Jakarta – Perselisihan hukum yang sempat memanas antara pengacara kondang Hotman Paris Hutapea dan Persatuan Wartawan Indonesia (PWI) Pusat resmi dinyatakan berakhir.
PWI Pusat memutuskan untuk mencabut laporan polisi yang sebelumnya dilayangkan terhadap Hotman Paris di Polda Metro Jaya.
Langkah perdamaian ini tercapai melalui proses mediasi yang difasilitasi oleh Wakil Ketua DPR RI, Sufmi Dasco Ahmad, di Jakarta, pada Selasa.
Ketua Umum PWI Pusat, Akhmad Munir, menegaskan bahwa pencabutan laporan ini merupakan wujud nyata komitmen organisasi dalam menjaga persatuan bangsa.
Sebelumnya, PWI Pusat sempat menempuh jalur hukum dengan melaporkan Hotman Paris atas dugaan penghinaan terhadap profesi wartawan.
Laporan yang teregistrasi sejak Senin (20/7) tersebut sempat menuai atensi publik sebelum kedua belah pihak sepakat menempuh jalan damai.

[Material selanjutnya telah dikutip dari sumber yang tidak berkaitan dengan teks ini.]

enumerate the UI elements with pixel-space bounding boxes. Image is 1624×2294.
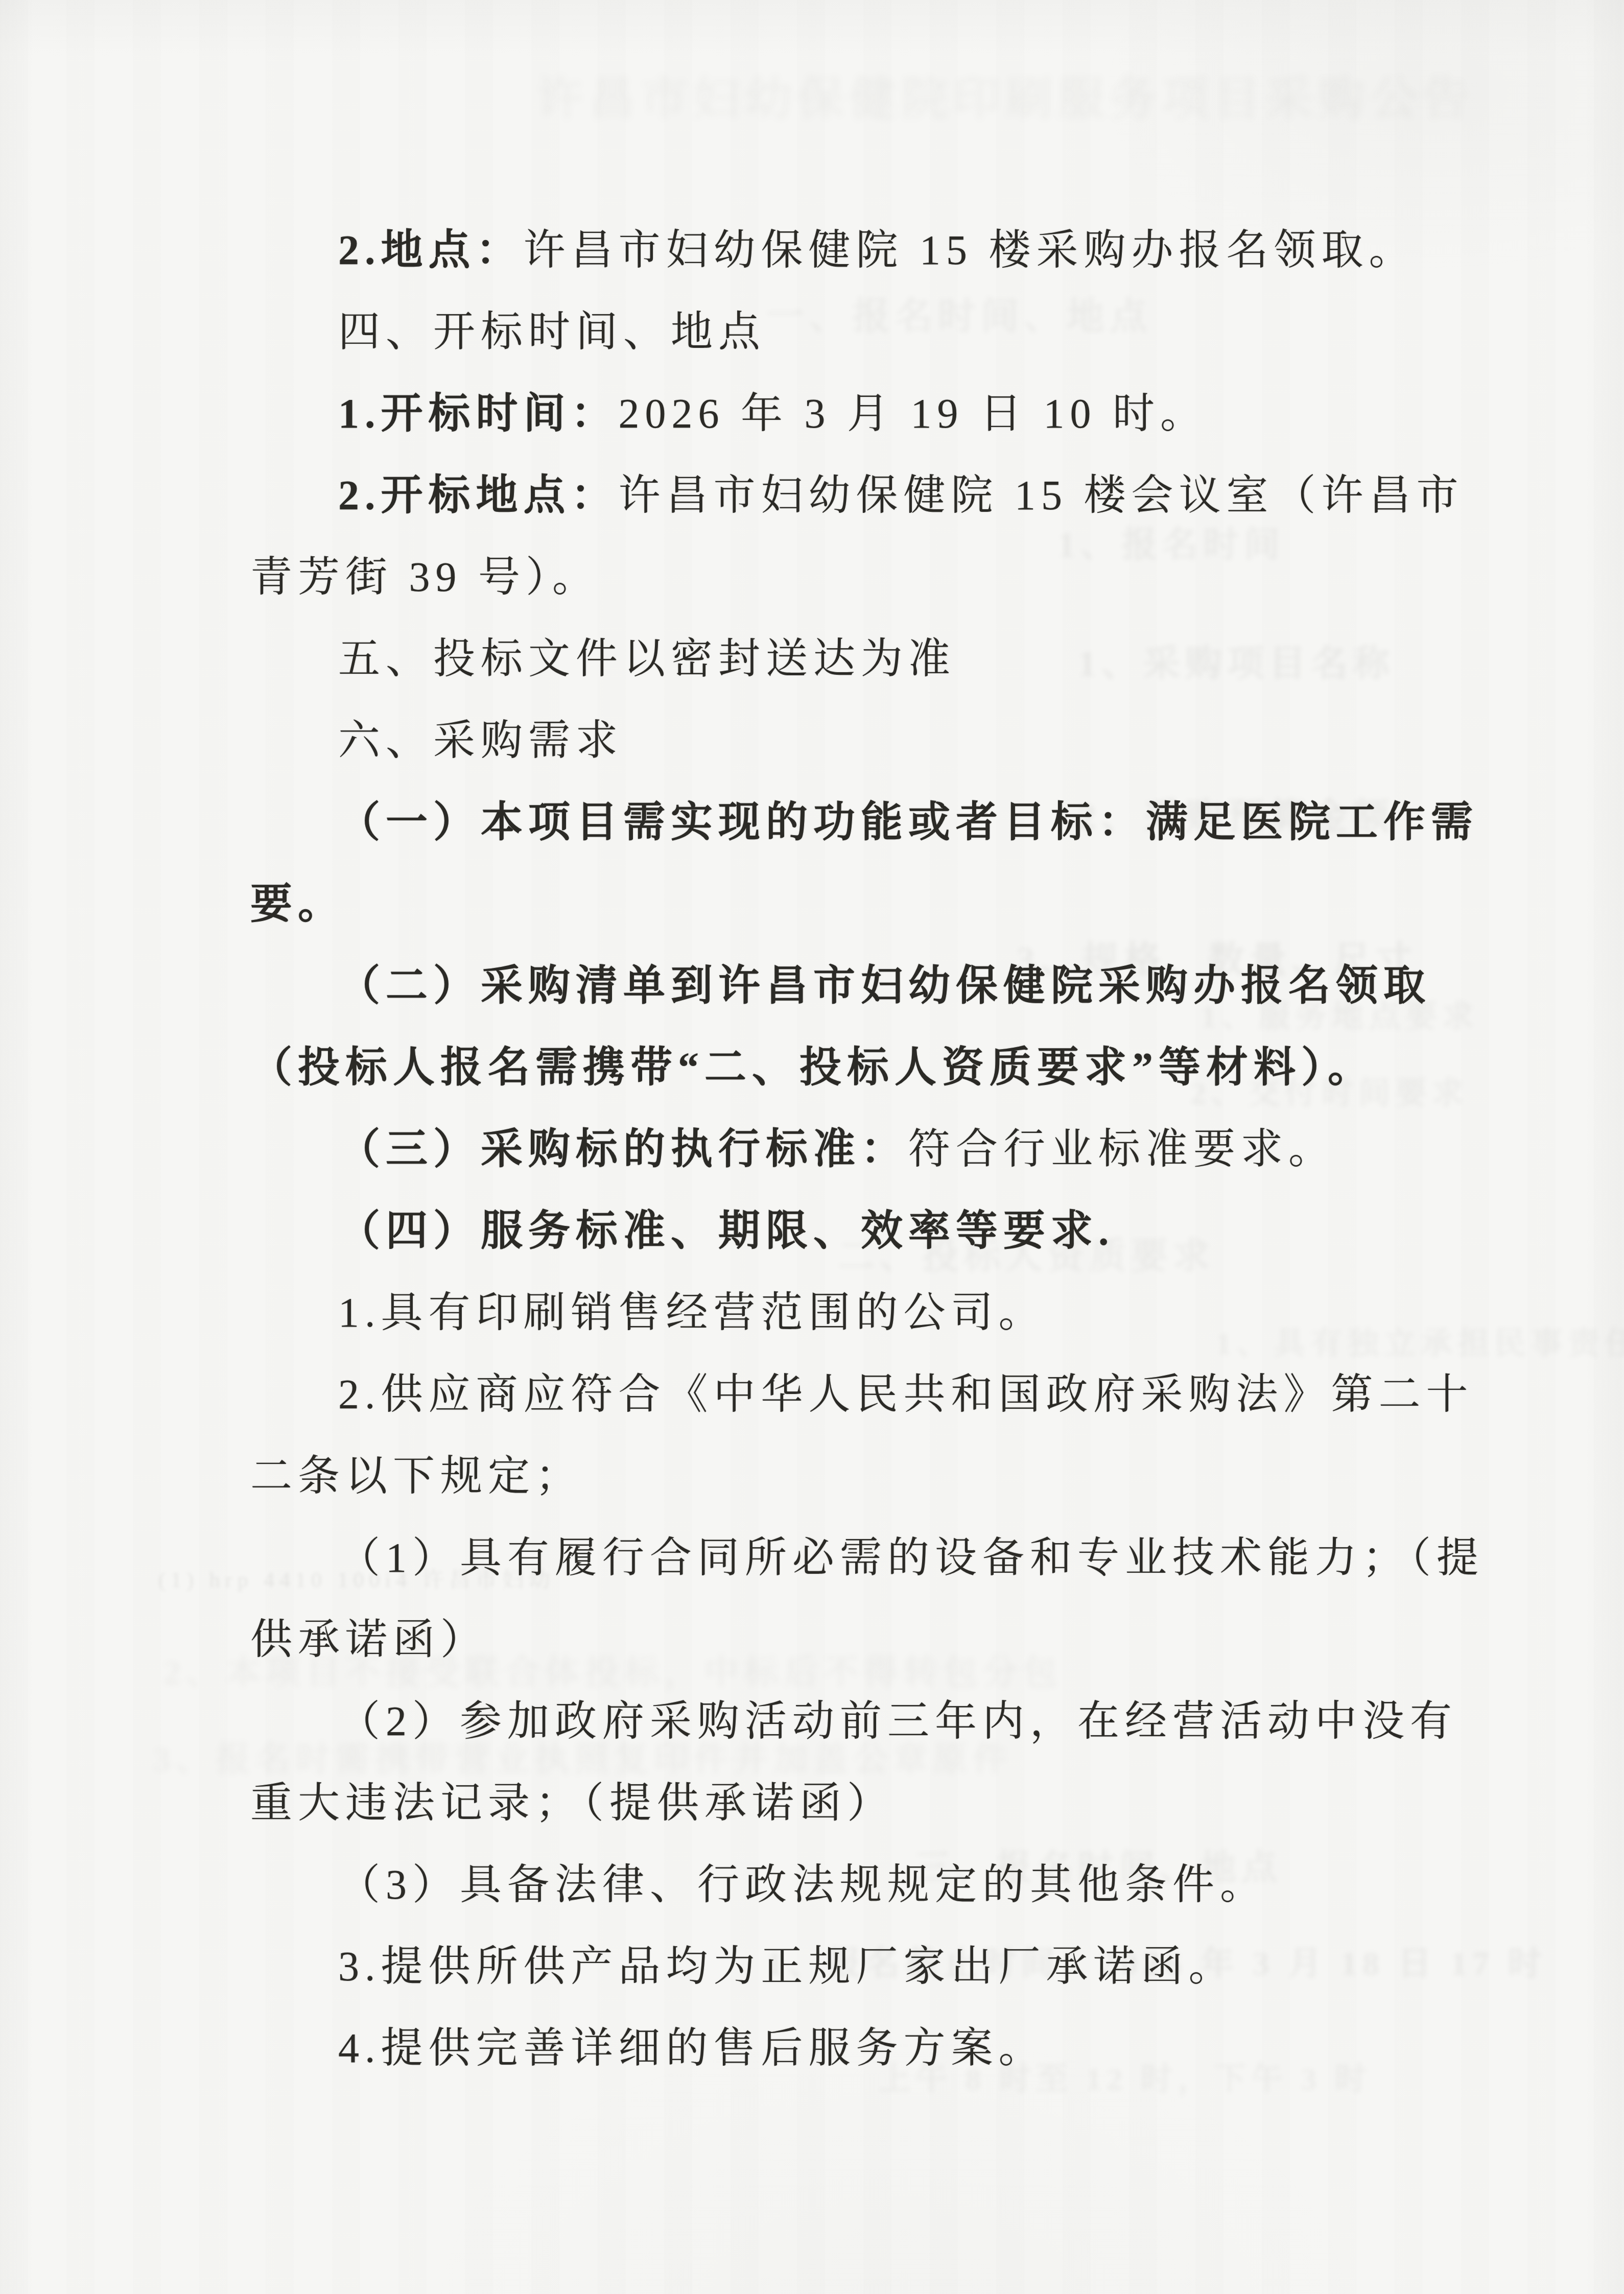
bleed-through-line: 许昌市妇幼保健院印刷服务项目采购公告 (536, 61, 1474, 129)
text-segment: 1.具有印刷销售经营范围的公司。 (338, 1289, 1046, 1336)
doc-line-location: 2.地点：许昌市妇幼保健院 15 楼采购办报名领取。 (250, 209, 1466, 291)
doc-line-bid-opening-time: 1.开标时间：2026 年 3 月 19 日 10 时。 (250, 373, 1466, 455)
doc-line-bid-opening-place: 2.开标地点：许昌市妇幼保健院 15 楼会议室（许昌市 (250, 455, 1466, 536)
doc-line-purchase-list: （二）采购清单到许昌市妇幼保健院采购办报名领取 (250, 945, 1466, 1027)
text-segment: 重大违法记录；（提供承诺函） (250, 1780, 895, 1826)
text-segment: 供承诺函） (250, 1616, 488, 1663)
doc-line-purchase-list-note: （投标人报名需携带“二、投标人资质要求”等材料）。 (250, 1027, 1466, 1108)
doc-line-sub-1: （1）具有履行合同所必需的设备和专业技术能力；（提 (250, 1517, 1466, 1599)
doc-line-service-requirement: （四）服务标准、期限、效率等要求. (250, 1190, 1466, 1272)
text-segment: 四、开标时间、地点 (338, 309, 766, 355)
text-segment: （一）本项目需实现的功能或者目标：满足医院工作需 (338, 799, 1478, 845)
text-segment: 许昌市妇幼保健院 15 楼采购办报名领取。 (524, 227, 1417, 273)
doc-heading-section-6: 六、采购需求 (250, 700, 1466, 782)
doc-line-item-2: 2.供应商应符合《中华人民共和国政府采购法》第二十 (250, 1354, 1466, 1435)
text-segment: （二）采购清单到许昌市妇幼保健院采购办报名领取 (338, 962, 1431, 1009)
doc-line-item-3: 3.提供所供产品均为正规厂家出厂承诺函。 (250, 1926, 1466, 2007)
doc-line-sub-2-continuation: 重大违法记录；（提供承诺函） (250, 1762, 1466, 1844)
text-segment: （3）具备法律、行政法规规定的其他条件。 (338, 1861, 1267, 1908)
doc-line-item-1: 1.具有印刷销售经营范围的公司。 (250, 1272, 1466, 1354)
doc-heading-section-5: 五、投标文件以密封送达为准 (250, 618, 1466, 700)
document-text-block: 2.地点：许昌市妇幼保健院 15 楼采购办报名领取。 四、开标时间、地点 1.开… (250, 209, 1466, 2089)
text-segment: 2.地点： (338, 227, 524, 273)
doc-line-item-4: 4.提供完善详细的售后服务方案。 (250, 2007, 1466, 2089)
scanned-document-page: 许昌市妇幼保健院印刷服务项目采购公告 一、报名时间、地点 1、报名时间 1、采购… (0, 0, 1624, 2294)
text-segment: （三）采购标的执行标准： (338, 1126, 908, 1172)
text-segment: 符合行业标准要求。 (908, 1126, 1336, 1172)
doc-line-standard: （三）采购标的执行标准：符合行业标准要求。 (250, 1108, 1466, 1190)
text-segment: 2.开标地点： (338, 472, 619, 518)
text-segment: 六、采购需求 (338, 717, 623, 764)
text-segment: 许昌市妇幼保健院 15 楼会议室（许昌市 (619, 472, 1464, 518)
text-segment: 2026 年 3 月 19 日 10 时。 (619, 390, 1208, 437)
text-segment: 4.提供完善详细的售后服务方案。 (338, 2025, 1046, 2071)
text-segment: （投标人报名需携带“二、投标人资质要求”等材料）。 (250, 1044, 1375, 1091)
doc-line-sub-1-continuation: 供承诺函） (250, 1599, 1466, 1681)
doc-line-sub-2: （2）参加政府采购活动前三年内，在经营活动中没有 (250, 1681, 1466, 1762)
text-segment: 青芳街 39 号）。 (250, 554, 600, 600)
text-segment: （1）具有履行合同所必需的设备和专业技术能力；（提 (338, 1534, 1484, 1581)
text-segment: 二条以下规定； (250, 1453, 583, 1499)
doc-line-sub-3: （3）具备法律、行政法规规定的其他条件。 (250, 1844, 1466, 1926)
text-segment: （四）服务标准、期限、效率等要求. (338, 1208, 1115, 1254)
doc-line-goal-continuation: 要。 (250, 863, 1466, 945)
text-segment: （2）参加政府采购活动前三年内，在经营活动中没有 (338, 1698, 1457, 1744)
text-segment: 五、投标文件以密封送达为准 (338, 635, 956, 682)
doc-heading-section-4: 四、开标时间、地点 (250, 291, 1466, 373)
text-segment: 1.开标时间： (338, 390, 619, 437)
doc-line-goal: （一）本项目需实现的功能或者目标：满足医院工作需 (250, 782, 1466, 863)
text-segment: 3.提供所供产品均为正规厂家出厂承诺函。 (338, 1943, 1236, 1990)
text-segment: 2.供应商应符合《中华人民共和国政府采购法》第二十 (338, 1371, 1474, 1417)
doc-line-address-continuation: 青芳街 39 号）。 (250, 536, 1466, 618)
text-segment: 要。 (250, 881, 345, 927)
doc-line-item-2-continuation: 二条以下规定； (250, 1435, 1466, 1517)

Sufmi Dasco Ahmad membagikan momen rekonsiliasi tersebut melalui unggahan foto di akun Instagram pribadinya.
Dalam foto tersebut, Dasco yang duduk di tengah tampak akrab bersama Hotman Paris dan Akhmad Munir.
Ketiganya bahkan melakukan jabat tangan sebagai simbol tuntasnya ketegangan yang sempat menyelimuti hubungan kedua belah pihak.
Meski pihak kepolisian sebelumnya telah memproses laporan tersebut, inisiatif dialog dari pimpinan DPR RI berhasil menghentikan polemik hukum ini.
Dengan dicabutnya laporan tersebut, maka seluruh proses hukum terkait perselisihan ini dipastikan tidak akan berlanjut.